The device connects to Wifi and to HA via API, then the problems begin.

Thanks,
Piero

My native language isn’t English,

Mine is and I am ashamed to say you are correct. Sorry.

2 Likes

I am seeing similar behaviour since upgrading ESPhome to 1.14.2 and HASS.io 0.101.3.

This is only using the api and these devices were rock solid before upgrading.

Unfortunately I upgraded both at about the same time so do not know which one may be the problem. In addition, I’m also seeing some ESPHome devices in the ESPHome panel as disconnected (status red) but they are connected - they are working and the log function will connect and deliver the logs from them in real time.
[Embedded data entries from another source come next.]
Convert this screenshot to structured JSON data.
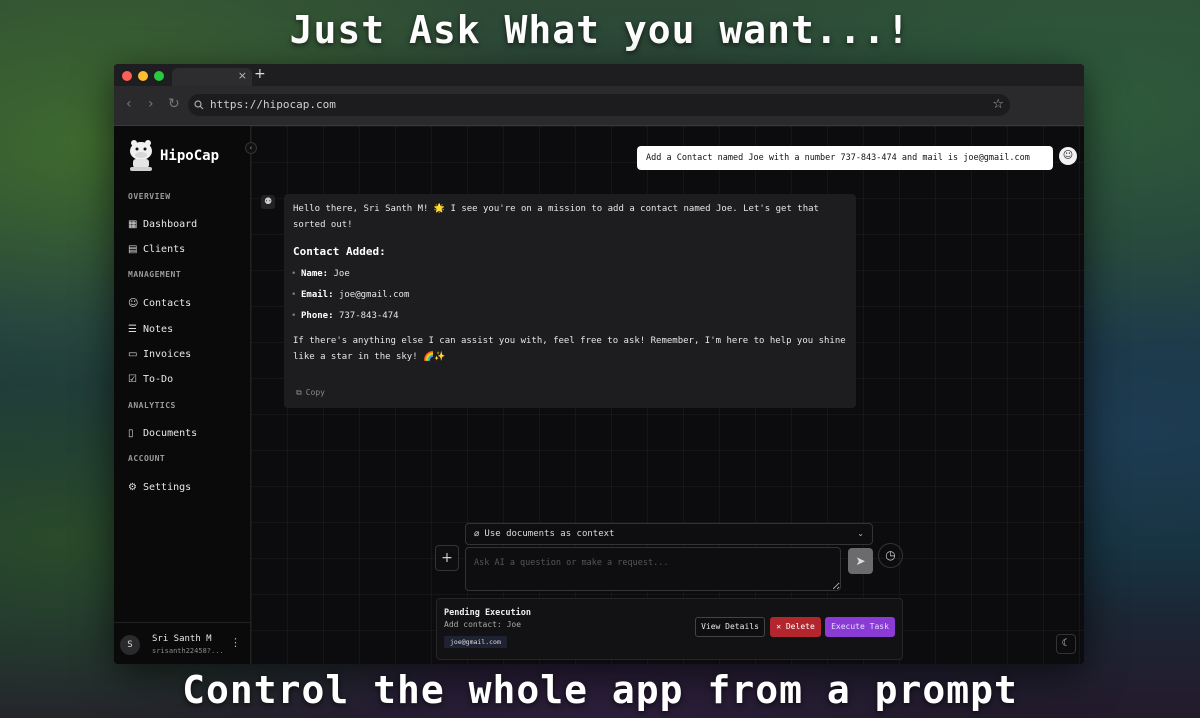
{
  "headline_top": "Just Ask What you want...!",
  "headline_bottom": "Control the whole app from a prompt",
  "browser": {
    "tab_close": "×",
    "tab_new": "+",
    "url": "https://hipocap.com"
  },
  "sidebar": {
    "brand": "HipoCap",
    "sections": {
      "overview": "OVERVIEW",
      "management": "MANAGEMENT",
      "analytics": "ANALYTICS",
      "account": "ACCOUNT"
    },
    "items": {
      "dashboard": "Dashboard",
      "clients": "Clients",
      "contacts": "Contacts",
      "notes": "Notes",
      "invoices": "Invoices",
      "todo": "To-Do",
      "documents": "Documents",
      "settings": "Settings"
    },
    "user": {
      "initial": "S",
      "name": "Sri Santh M",
      "email": "srisanth22458?..."
    }
  },
  "chat": {
    "user_message": "Add a Contact named Joe with a number 737-843-474 and mail is joe@gmail.com",
    "bot_intro": "Hello there, Sri Santh M! 🌟 I see you're on a mission to add a contact named Joe. Let's get that sorted out!",
    "bot_heading": "Contact Added:",
    "fields": [
      {
        "label": "Name:",
        "value": "Joe"
      },
      {
        "label": "Email:",
        "value": "joe@gmail.com"
      },
      {
        "label": "Phone:",
        "value": "737-843-474"
      }
    ],
    "bot_outro": "If there's anything else I can assist you with, feel free to ask! Remember, I'm here to help you shine like a star in the sky! 🌈✨",
    "copy_label": "Copy"
  },
  "composer": {
    "context_label": "Use documents as context",
    "placeholder": "Ask AI a question or make a request..."
  },
  "pending": {
    "title": "Pending Execution",
    "subtitle": "Add contact: Joe",
    "chip": "joe@gmail.com",
    "view_label": "View Details",
    "delete_label": "✕ Delete",
    "execute_label": "Execute Task"
  }
}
Not sure what to do to correct this. - is it possible to downgrade ESPhome?

Richard

I should have added:

  • the two that are dropping off WiFi are NodeMCU devices and have excellent WiFi signal
  • the one that is showing as disconnected in the ESPHome screen but is working is a Sonoff switch, flashed with ESPHome - it was also rock solid before
  • the logs from the ESPHome screen do not show anything untoward

Hi Richard,

Please try adding “fast_connect: true” and “reboot_timeout: 45min” in your wifi config. To accelerate the wifi dial in process you could also give a static ip to your esp. Maybe this will stop scanning process, redialing and reconnecting?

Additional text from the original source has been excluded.